The Tatarian maple (Acer tataricum) grows about 15 to 20 feet tall with a similar spread. It is hardy in U.S. Department of Agriculture zones 3 through 8. It is tolerant of a variety of soils but should be planted in an area that receives full sun, although it will tolerate some shade. Except for problems in some areas with verticillium wilt, this maple is seemingly pest-free. It produces an attractive greenish-white flower in the spring, which turns into pink or red fruit. In the fall, its green leaves will turn shades of yellow and red.
The Amur maple (Acer ginnala or Acer tataricum subsp. ginnala) is about the same or slightly smaller as the Tatarian maple. It is very easy to grow, drought-tolerant and relatively pest-free. It can be planted in a wide range of soils in either full sun or light shade. It is best known for its fall color, which may be any shade of red, orange, yellow or even reddish purple. It is hardy in zones 3 through 8. This species has demonstrated "invasive tendencies" in some areas, according to the University of Connecticut.
Golden Rain Tree
The golden rain tree (Koelreuteria paniculata) is also known as the panicled goldenraintree, varnish tree or golden-rain tree. It can grow anywhere from 20 to 40 feet high with a similar spread. Its name comes from the showy yellow flowers it produces in June. The flowers eventually turn into white capsules that resemble Japanese lanterns. It is hardy in zones 5 through 9 and will grow in almost any soil provided it is planted in full sun. It also seems to tolerate drought, heat, wind and air pollution and has no major problems with diseases or pests.
Traditionally, the trident maple grows about 25 to 30 feet high, but it has been known to grow up to 50 feet tall.

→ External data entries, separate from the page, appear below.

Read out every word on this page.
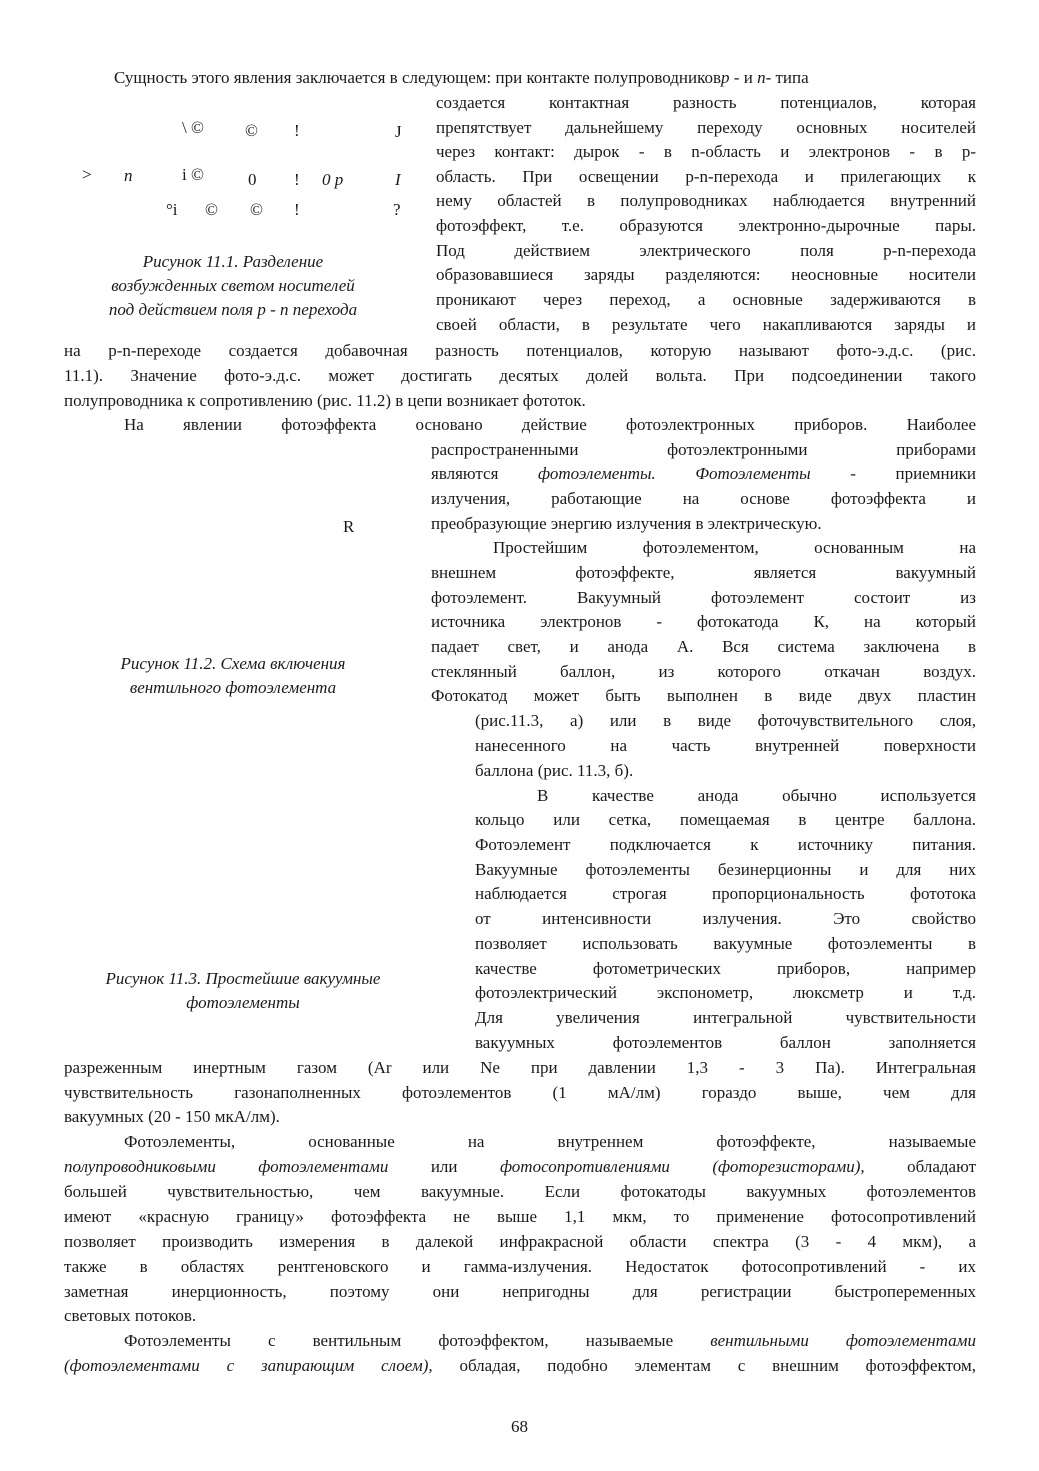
\ © © !	J
> n	i ©	0 ! 0 p	I
°i © © !	?
Рисунок 11.1. Разделение
возбужденных светом носителей
под действием поля p - n перехода
R
Рисунок 11.2. Схема включения
вентильного фотоэлемента
Рисунок 11.3. Простейшие вакуумные
фотоэлементы
Сущность этого явления заключается в следующем: при контакте полупроводниковр - и n- типа
создается контактная разность потенциалов, которая
препятствует дальнейшему переходу основных носителей
через контакт: дырок - в n-область и электронов - в р-
область. При освещении р-n-перехода и прилегающих к
нему областей в полупроводниках наблюдается внутренний
фотоэффект, т.е. образуются электронно-дырочные пары.
Под действием электрического поля р-n-перехода
образовавшиеся заряды разделяются: неосновные носители
проникают через переход, а основные задерживаются в
своей области, в результате чего накапливаются заряды и
на р-n-переходе создается добавочная разность потенциалов, которую называют фото-э.д.с. (рис.
11.1). Значение фото-э.д.с. может достигать десятых долей вольта. При подсоединении такого
полупроводника к сопротивлению (рис. 11.2) в цепи возникает фототок.
На явлении фотоэффекта основано действие фотоэлектронных приборов. Наиболее
распространенными фотоэлектронными приборами
являются фотоэлементы. Фотоэлементы - приемники
излучения, работающие на основе фотоэффекта и
преобразующие энергию излучения в электрическую.
Простейшим фотоэлементом, основанным на
внешнем фотоэффекте, является вакуумный
фотоэлемент. Вакуумный фотоэлемент состоит из
источника электронов - фотокатода К, на который
падает свет, и анода А. Вся система заключена в
стеклянный баллон, из которого откачан воздух.
Фотокатод может быть выполнен в виде двух пластин
(рис.11.3, а) или в виде фоточувствительного слоя,
нанесенного на часть внутренней поверхности
баллона (рис. 11.3, б).
В качестве анода обычно используется
кольцо или сетка, помещаемая в центре баллона.
Фотоэлемент подключается к источнику питания.
Вакуумные фотоэлементы безинерционны и для них
наблюдается строгая пропорциональность фототока
от интенсивности излучения. Это свойство
позволяет использовать вакуумные фотоэлементы в
качестве фотометрических приборов, например
фотоэлектрический экспонометр, люксметр и т.д.
Для увеличения интегральной чувствительности
вакуумных фотоэлементов баллон заполняется
разреженным инертным газом (Ar или Ne при давлении 1,3 - 3 Па). Интегральная
чувствительность газонаполненных фотоэлементов (1 мА/лм) гораздо выше, чем для
вакуумных (20 - 150 мкА/лм).
Фотоэлементы, основанные на внутреннем фотоэффекте, называемые
полупроводниковыми фотоэлементами или фотосопротивлениями (фоторезисторами), обладают
большей чувствительностью, чем вакуумные. Если фотокатоды вакуумных фотоэлементов
имеют «красную границу» фотоэффекта не выше 1,1 мкм, то применение фотосопротивлений
позволяет производить измерения в далекой инфракрасной области спектра (3 - 4 мкм), а
также в областях рентгеновского и гамма-излучения. Недостаток фотосопротивлений - их
заметная инерционность, поэтому они непригодны для регистрации быстропеременных
световых потоков.
Фотоэлементы с вентильным фотоэффектом, называемые вентильными фотоэлементами
(фотоэлементами с запирающим слоем), обладая, подобно элементам с внешним фотоэффектом,
68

However, it does have a slow growth rate. It is hardy in zones 5 through 8. The trident maple prefers a moist, slightly acid soil in full sun and is tolerant of wind, salt, drought, soil compaction and air pollution. Its leaves begin as a bronze or purple color before turning to dark green in the summer. Then, in the fall, the leaves turn shades of orange and red.
The downy serviceberry (Amelanchier arborea) is also known as the Juneberry, shadbush, servicetree or sarvis tree. It grows between 15 and 25 feet tall with a 10- to 15-foot width. It can be planted in full sun to partial shade and prefers a moist soil, but will tolerate other soil types. It is hardy in zones 4 through 9. In the spring, it produces white flowers that turn into small fruit attractive to a variety of birds. Fall colors range from yellow-orange to red.
The black tupelo or black gum tree (Nyssa sylvatica) grows between 30 and 50 feet high with a 25-foot spread. It is native to the United States and hardy in zones 4 through 9. It should be planted in an acidic soil that is well-draining and will tolerate full sun to partial shade. It is very colorful in the fall and will turn various shades of yellow, orange, red and purple. The black tupelo is very strong and attractive to many birds.